Pero lo que definitivamente nos conquista del filme de Ruttmann es, pese a las apariencias, su no pérdida actualidad, su condición de estímulo vigente: nos abre el apetito para volver algún día, ojalá sea pronto, a una de las ciudades más vivas y vividas del viejo continente.
La arqueóloga Mertxe Urteaga en plena faena. Foto: Álex Iturralde.

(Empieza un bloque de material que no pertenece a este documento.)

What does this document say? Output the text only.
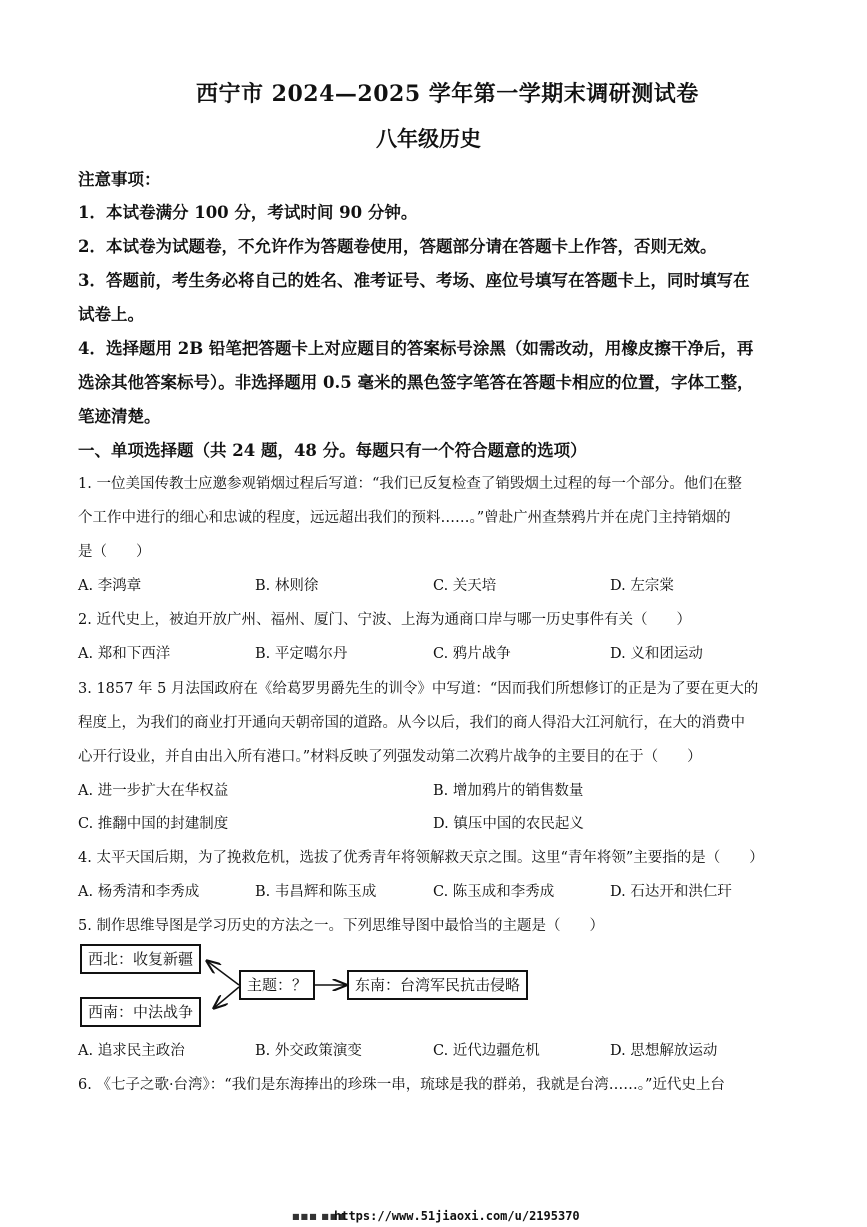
西宁市 2024—2025 学年第一学期末调研测试卷
八年级历史
注意事项：
1．本试卷满分 100 分，考试时间 90 分钟。
2．本试卷为试题卷，不允许作为答题卷使用，答题部分请在答题卡上作答，否则无效。
3．答题前，考生务必将自己的姓名、准考证号、考场、座位号填写在答题卡上，同时填写在
试卷上。
4．选择题用 2B 铅笔把答题卡上对应题目的答案标号涂黑（如需改动，用橡皮擦干净后，再
选涂其他答案标号）。非选择题用 0.5 毫米的黑色签字笔答在答题卡相应的位置，字体工整，
笔迹清楚。
一、单项选择题（共 24 题，48 分。每题只有一个符合题意的选项）
1. 一位美国传教士应邀参观销烟过程后写道：“我们已反复检查了销毁烟土过程的每一个部分。他们在整
个工作中进行的细心和忠诚的程度，远远超出我们的预料……。”曾赴广州查禁鸦片并在虎门主持销烟的
是（　　）
A. 李鸿章	B. 林则徐	C. 关天培	D. 左宗棠
2. 近代史上，被迫开放广州、福州、厦门、宁波、上海为通商口岸与哪一历史事件有关（　　）
A. 郑和下西洋	B. 平定噶尔丹	C. 鸦片战争	D. 义和团运动
3. 1857 年 5 月法国政府在《给葛罗男爵先生的训令》中写道：“因而我们所想修订的正是为了要在更大的
程度上，为我们的商业打开通向天朝帝国的道路。从今以后，我们的商人得沿大江河航行，在大的消费中
心开行设业，并自由出入所有港口。”材料反映了列强发动第二次鸦片战争的主要目的在于（　　）
A. 进一步扩大在华权益	B. 增加鸦片的销售数量
C. 推翻中国的封建制度	D. 镇压中国的农民起义
4. 太平天国后期，为了挽救危机，选拔了优秀青年将领解救天京之围。这里“青年将领”主要指的是（　　）
A. 杨秀清和李秀成	B. 韦昌辉和陈玉成	C. 陈玉成和李秀成	D. 石达开和洪仁玕
5. 制作思维导图是学习历史的方法之一。下列思维导图中最恰当的主题是（　　）
西北：收复新疆
西南：中法战争
主题：？	东南：台湾军民抗击侵略
A. 追求民主政治	B. 外交政策演变	C. 近代边疆危机	D. 思想解放运动
6. 《七子之歌·台湾》：“我们是东海捧出的珍珠一串，琉球是我的群弟，我就是台湾……。”近代史上台
■■■ ■■■
https://www.51jiaoxi.com/u/2195370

(En voz alta). Aunque haga ya algún tiempo que se desmontó el mito (uno más del “bucle melancólico” y de otros delirios de la identidad) de un viejo País Vasco nunca romanizado, las prospecciones arqueológicas siguen sacando a la luz huellas manifiestas y pruebas evidentes de que también el solar de Aitor, al igual que los “montes furados” gallegos o las incomparables Médulas bercianas, fue y fueron objeto de una intensa actividad romana, tanto en el subsuelo como en los enclaves portuarios. Este reportaje lo muestra bien a las claras, al tiempo que nos suministra, pese a su brevedad, varias reflexiones de calado por boca de la arqueóloga Mertxe Urteaga, nada sospechosa de “maquetismo”. «El pasado no existe —dice ella—. Siempre vivimos en el presente, son las ideas del presente las que modelan nuestra visión del pasado». Una perspectiva “de cajón”, diremos. Y así es. Pero cuántas barbaridades no se están ahora mismo amparando en la olímpica ignorancia y en el minucioso desprecio de esa realidad.